Account takeover fraud is one of the hardest types of fraud to identify because of the multichannel account access and the desire to reduce friction in the consumer experience. New technology is available to help mitigate risk and improve the consumer experience, yet often it goes unused or is unavailable to consumers. What is clear is that criminals are adapting to new technology faster than consumers will adopt technology to reduce their risk.

“We’ve learned that scammers are very shrewd and adept at capitalising on current events and new platforms, including peer-to-peer payment apps,” said Kathy Stokes, AARP Director of Fraud Prevention Programs. “Using these payment apps for anything other than sending money to someone you know presents significant fraud risk for both consumers and financial institutions.“

“Every day, millions of consumers exchange their personal information for convenience,” continues Jason Park, Chief Growth Officer, Allstate Identity Protection. “When you download an app, open an online account, or enter your email address, your digital footprint grows. The more data you share, the more likely it is that a criminal can access your personal information and use it for fraudulent purposes. That’s why it’s so important to know who has your data and whether it’s been exposed.”

The study also found that peer-to-peer payments (P2P) fraud is skyrocketing. Financial institutions have found that P2P systems, which allow one person to send payments to another person, have seen a 733% increase in fraud between 2016 and 2019.

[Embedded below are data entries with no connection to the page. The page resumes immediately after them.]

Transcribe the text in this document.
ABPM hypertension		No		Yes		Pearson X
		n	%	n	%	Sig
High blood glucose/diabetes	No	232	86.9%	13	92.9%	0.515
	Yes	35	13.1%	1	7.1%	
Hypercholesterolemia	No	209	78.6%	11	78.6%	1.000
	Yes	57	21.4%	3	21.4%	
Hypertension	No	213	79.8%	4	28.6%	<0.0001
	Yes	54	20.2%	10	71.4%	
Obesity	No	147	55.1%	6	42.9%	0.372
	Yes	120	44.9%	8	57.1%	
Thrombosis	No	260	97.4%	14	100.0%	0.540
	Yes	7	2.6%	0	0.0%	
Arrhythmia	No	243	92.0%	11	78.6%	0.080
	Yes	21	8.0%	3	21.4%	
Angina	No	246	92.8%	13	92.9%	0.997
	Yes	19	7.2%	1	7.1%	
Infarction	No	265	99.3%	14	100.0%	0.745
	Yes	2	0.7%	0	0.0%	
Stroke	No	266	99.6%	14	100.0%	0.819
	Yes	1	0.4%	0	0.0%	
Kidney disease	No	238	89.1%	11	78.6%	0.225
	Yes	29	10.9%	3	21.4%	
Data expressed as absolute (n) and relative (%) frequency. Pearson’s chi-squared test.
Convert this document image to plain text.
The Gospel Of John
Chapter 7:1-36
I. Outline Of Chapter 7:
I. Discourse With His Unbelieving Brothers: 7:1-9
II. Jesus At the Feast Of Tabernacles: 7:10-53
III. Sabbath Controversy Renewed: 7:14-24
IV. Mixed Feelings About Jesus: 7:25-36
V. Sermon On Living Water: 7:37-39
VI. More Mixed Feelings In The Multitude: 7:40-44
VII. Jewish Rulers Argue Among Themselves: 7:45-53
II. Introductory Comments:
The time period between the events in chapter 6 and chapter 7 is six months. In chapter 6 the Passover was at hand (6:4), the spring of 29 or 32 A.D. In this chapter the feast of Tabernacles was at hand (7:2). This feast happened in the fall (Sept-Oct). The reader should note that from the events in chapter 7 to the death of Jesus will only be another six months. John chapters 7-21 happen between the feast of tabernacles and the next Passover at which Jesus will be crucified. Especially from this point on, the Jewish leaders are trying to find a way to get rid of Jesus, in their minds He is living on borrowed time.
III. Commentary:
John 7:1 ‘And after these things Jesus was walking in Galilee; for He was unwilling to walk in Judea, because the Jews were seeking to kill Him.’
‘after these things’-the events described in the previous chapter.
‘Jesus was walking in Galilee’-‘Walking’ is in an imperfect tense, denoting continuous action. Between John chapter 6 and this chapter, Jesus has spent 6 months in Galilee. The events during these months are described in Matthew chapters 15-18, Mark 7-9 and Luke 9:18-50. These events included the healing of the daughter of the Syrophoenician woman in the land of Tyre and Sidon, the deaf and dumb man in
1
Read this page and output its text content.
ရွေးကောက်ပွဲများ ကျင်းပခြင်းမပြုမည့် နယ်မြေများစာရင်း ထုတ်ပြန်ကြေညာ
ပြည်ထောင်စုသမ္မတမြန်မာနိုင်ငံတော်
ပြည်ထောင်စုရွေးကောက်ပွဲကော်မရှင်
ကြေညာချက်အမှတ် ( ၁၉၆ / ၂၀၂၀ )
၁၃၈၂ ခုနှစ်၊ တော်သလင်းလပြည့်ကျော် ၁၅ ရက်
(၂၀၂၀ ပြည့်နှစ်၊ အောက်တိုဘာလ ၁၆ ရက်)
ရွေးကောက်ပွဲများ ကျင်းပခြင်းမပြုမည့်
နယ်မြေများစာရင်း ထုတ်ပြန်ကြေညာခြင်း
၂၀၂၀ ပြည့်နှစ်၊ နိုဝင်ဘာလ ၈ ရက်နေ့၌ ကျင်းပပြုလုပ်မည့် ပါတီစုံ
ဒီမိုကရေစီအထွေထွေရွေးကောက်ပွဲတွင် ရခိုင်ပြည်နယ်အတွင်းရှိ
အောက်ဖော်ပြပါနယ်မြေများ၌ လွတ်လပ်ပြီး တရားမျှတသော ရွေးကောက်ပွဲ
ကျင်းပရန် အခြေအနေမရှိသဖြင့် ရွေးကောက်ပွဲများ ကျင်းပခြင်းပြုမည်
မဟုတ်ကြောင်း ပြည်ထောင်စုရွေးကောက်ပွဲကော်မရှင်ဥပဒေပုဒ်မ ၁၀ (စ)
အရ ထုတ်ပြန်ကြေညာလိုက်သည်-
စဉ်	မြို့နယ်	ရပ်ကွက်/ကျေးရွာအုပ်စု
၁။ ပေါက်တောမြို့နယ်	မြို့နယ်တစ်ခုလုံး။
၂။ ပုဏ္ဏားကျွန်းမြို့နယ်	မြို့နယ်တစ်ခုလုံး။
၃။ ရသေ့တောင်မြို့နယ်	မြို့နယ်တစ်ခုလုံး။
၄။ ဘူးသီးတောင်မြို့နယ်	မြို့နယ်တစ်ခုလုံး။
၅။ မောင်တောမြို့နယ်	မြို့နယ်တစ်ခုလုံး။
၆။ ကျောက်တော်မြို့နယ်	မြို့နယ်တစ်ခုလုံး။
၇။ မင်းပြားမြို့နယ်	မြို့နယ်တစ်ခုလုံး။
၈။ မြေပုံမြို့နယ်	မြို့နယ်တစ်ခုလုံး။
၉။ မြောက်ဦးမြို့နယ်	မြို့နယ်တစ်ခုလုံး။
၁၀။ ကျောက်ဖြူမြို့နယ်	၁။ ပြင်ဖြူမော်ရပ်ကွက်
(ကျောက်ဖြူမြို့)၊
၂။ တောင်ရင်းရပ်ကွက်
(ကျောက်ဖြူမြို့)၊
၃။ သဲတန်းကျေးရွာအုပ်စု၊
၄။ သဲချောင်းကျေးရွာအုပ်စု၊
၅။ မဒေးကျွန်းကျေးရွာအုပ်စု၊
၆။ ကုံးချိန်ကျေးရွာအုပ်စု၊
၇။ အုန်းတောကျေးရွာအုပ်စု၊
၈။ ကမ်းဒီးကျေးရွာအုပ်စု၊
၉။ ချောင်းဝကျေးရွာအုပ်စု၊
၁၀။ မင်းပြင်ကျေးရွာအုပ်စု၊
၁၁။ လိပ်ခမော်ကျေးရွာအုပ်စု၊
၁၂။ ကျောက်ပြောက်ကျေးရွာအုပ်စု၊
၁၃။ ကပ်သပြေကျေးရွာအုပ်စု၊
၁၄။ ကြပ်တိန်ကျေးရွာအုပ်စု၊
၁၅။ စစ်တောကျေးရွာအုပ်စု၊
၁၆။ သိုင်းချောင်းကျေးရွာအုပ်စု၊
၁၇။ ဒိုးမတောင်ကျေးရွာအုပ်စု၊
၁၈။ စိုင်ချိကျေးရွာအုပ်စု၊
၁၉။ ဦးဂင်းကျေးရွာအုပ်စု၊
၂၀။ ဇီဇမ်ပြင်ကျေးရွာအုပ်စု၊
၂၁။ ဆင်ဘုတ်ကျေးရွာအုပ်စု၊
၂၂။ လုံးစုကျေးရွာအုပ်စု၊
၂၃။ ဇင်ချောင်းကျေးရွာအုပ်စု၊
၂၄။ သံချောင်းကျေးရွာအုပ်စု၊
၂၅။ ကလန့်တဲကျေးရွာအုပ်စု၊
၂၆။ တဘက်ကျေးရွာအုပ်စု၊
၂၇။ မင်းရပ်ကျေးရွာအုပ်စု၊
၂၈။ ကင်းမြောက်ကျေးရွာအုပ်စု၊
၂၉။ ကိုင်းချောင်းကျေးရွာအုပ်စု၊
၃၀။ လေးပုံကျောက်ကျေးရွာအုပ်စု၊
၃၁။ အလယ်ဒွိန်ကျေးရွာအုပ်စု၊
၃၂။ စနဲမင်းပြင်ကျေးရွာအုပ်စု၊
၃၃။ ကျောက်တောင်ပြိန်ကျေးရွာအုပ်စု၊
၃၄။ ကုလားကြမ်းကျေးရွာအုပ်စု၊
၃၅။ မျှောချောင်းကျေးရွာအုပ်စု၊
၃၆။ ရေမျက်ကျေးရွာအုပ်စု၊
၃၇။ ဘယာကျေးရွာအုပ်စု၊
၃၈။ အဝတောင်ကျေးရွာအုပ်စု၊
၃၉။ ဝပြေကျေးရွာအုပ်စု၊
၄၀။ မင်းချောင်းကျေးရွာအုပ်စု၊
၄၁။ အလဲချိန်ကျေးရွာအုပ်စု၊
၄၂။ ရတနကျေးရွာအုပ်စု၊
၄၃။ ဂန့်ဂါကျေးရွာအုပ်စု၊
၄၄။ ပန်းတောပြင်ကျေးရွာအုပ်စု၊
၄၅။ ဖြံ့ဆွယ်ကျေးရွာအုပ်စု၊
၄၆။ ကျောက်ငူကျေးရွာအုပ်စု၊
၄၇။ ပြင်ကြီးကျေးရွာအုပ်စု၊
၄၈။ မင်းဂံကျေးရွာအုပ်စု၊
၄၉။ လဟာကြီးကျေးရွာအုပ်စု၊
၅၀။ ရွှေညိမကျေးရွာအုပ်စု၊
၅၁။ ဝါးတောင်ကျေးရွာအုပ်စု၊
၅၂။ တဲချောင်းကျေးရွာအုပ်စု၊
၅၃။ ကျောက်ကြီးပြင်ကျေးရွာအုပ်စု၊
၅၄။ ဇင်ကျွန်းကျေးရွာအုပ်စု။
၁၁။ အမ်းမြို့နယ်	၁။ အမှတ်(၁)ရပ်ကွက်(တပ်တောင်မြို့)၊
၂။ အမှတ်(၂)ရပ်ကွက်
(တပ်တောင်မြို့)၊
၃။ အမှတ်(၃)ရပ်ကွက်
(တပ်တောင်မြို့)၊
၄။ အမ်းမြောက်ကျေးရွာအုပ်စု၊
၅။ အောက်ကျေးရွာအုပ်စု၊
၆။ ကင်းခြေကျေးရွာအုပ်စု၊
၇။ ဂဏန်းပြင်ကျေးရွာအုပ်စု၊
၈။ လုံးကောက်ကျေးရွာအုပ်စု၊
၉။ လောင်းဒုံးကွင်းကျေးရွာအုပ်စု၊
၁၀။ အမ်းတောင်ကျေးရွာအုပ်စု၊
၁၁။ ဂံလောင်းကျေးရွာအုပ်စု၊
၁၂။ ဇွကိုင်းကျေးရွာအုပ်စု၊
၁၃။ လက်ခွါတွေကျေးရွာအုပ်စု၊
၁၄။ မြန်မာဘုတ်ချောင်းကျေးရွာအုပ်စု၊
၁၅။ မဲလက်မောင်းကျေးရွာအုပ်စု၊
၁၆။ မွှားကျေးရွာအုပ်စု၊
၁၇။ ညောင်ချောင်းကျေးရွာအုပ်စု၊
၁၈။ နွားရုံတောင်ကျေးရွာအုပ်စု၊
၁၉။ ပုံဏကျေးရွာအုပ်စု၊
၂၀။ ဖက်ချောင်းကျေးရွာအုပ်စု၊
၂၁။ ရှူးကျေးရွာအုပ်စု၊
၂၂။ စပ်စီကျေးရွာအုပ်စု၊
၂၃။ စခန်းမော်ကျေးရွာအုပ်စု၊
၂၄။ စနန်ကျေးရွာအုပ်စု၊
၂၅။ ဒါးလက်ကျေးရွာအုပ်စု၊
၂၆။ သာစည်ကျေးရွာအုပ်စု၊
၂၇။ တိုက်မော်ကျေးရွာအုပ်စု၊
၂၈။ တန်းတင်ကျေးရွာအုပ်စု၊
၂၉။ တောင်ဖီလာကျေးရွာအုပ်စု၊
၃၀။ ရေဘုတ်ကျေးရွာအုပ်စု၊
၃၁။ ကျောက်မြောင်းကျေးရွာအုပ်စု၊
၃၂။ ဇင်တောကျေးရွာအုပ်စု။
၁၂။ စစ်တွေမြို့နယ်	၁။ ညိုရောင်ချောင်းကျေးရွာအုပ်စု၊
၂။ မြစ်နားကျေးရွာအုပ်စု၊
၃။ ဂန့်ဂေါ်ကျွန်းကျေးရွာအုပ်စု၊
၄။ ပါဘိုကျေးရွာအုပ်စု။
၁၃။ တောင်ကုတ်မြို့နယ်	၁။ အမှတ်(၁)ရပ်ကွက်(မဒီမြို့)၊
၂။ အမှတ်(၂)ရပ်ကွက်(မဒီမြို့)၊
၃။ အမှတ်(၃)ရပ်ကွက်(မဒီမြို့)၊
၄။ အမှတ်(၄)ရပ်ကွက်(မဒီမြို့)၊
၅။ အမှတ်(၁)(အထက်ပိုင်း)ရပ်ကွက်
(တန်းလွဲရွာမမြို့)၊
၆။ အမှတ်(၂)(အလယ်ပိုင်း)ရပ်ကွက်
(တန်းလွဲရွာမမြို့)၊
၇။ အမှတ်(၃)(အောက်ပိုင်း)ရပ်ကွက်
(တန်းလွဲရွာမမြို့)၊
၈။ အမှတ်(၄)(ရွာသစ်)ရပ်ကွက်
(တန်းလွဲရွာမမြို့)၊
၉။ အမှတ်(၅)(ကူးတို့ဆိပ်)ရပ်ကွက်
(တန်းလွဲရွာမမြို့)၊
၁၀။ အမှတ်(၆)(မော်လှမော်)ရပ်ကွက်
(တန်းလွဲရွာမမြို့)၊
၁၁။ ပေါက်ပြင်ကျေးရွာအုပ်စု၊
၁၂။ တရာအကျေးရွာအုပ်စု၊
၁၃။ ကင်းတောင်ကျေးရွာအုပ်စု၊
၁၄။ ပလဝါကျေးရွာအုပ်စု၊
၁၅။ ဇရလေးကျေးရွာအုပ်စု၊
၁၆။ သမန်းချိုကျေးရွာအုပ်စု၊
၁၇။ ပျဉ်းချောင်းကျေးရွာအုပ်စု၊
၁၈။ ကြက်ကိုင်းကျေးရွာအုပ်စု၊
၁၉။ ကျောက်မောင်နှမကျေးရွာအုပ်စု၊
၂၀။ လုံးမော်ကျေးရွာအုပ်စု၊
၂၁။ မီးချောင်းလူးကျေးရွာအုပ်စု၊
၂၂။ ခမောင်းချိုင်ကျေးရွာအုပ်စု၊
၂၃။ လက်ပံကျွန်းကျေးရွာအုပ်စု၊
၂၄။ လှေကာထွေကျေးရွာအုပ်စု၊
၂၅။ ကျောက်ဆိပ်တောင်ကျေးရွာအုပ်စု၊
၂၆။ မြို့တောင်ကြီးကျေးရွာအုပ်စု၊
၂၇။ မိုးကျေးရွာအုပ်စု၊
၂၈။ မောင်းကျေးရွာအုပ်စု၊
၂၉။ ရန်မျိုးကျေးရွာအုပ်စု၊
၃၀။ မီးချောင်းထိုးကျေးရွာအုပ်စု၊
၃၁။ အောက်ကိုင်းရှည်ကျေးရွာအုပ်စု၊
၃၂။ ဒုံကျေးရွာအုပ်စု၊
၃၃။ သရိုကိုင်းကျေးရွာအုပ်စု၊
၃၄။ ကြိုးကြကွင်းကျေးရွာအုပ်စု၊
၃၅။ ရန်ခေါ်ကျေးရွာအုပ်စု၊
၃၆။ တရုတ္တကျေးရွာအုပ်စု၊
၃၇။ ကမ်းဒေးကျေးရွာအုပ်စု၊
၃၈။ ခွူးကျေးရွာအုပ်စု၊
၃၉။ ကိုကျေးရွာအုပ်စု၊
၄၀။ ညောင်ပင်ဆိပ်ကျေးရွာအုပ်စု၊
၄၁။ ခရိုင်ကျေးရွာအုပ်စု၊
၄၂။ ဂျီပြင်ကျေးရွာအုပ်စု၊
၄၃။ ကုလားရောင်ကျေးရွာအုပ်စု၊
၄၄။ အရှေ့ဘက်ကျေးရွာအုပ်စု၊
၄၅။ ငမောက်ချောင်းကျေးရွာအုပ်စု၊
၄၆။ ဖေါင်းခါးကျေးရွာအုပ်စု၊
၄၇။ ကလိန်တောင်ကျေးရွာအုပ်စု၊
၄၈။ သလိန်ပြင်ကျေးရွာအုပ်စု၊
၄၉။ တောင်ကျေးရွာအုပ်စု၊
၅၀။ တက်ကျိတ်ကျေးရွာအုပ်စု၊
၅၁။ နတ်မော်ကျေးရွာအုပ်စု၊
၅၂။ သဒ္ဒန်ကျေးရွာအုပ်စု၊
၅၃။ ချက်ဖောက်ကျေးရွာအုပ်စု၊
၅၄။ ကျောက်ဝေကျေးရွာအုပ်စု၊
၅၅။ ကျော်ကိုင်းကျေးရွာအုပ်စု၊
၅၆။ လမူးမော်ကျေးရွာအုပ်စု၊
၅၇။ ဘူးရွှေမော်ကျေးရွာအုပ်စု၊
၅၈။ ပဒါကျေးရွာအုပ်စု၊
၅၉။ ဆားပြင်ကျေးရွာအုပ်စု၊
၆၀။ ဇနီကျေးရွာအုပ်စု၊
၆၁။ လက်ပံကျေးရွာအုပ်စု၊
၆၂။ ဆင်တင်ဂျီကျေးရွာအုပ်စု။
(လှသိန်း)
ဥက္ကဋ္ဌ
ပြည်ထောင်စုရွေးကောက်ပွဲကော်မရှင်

Pushing consumers from static passwords to safer authentication methods ranks among the study’s expert recommendations for financial service providers, merchants and other technology companies. The data suggest that consumers are open to making this change but lack the motivation.

The latest findings point to the need for a marked shift in how financial service providers, merchants and technology companies fight the ever-evolving battle against fraud.

Because criminals are adapting to new technologies faster than consumers will adopt technology to reduce their risk, the financial services industry bears the burden of driving the changes, such as increasing usage of two-factor and biometric authentication and promoting tokenized digital wallets in order to reduce the crippling impact of fraud on the public.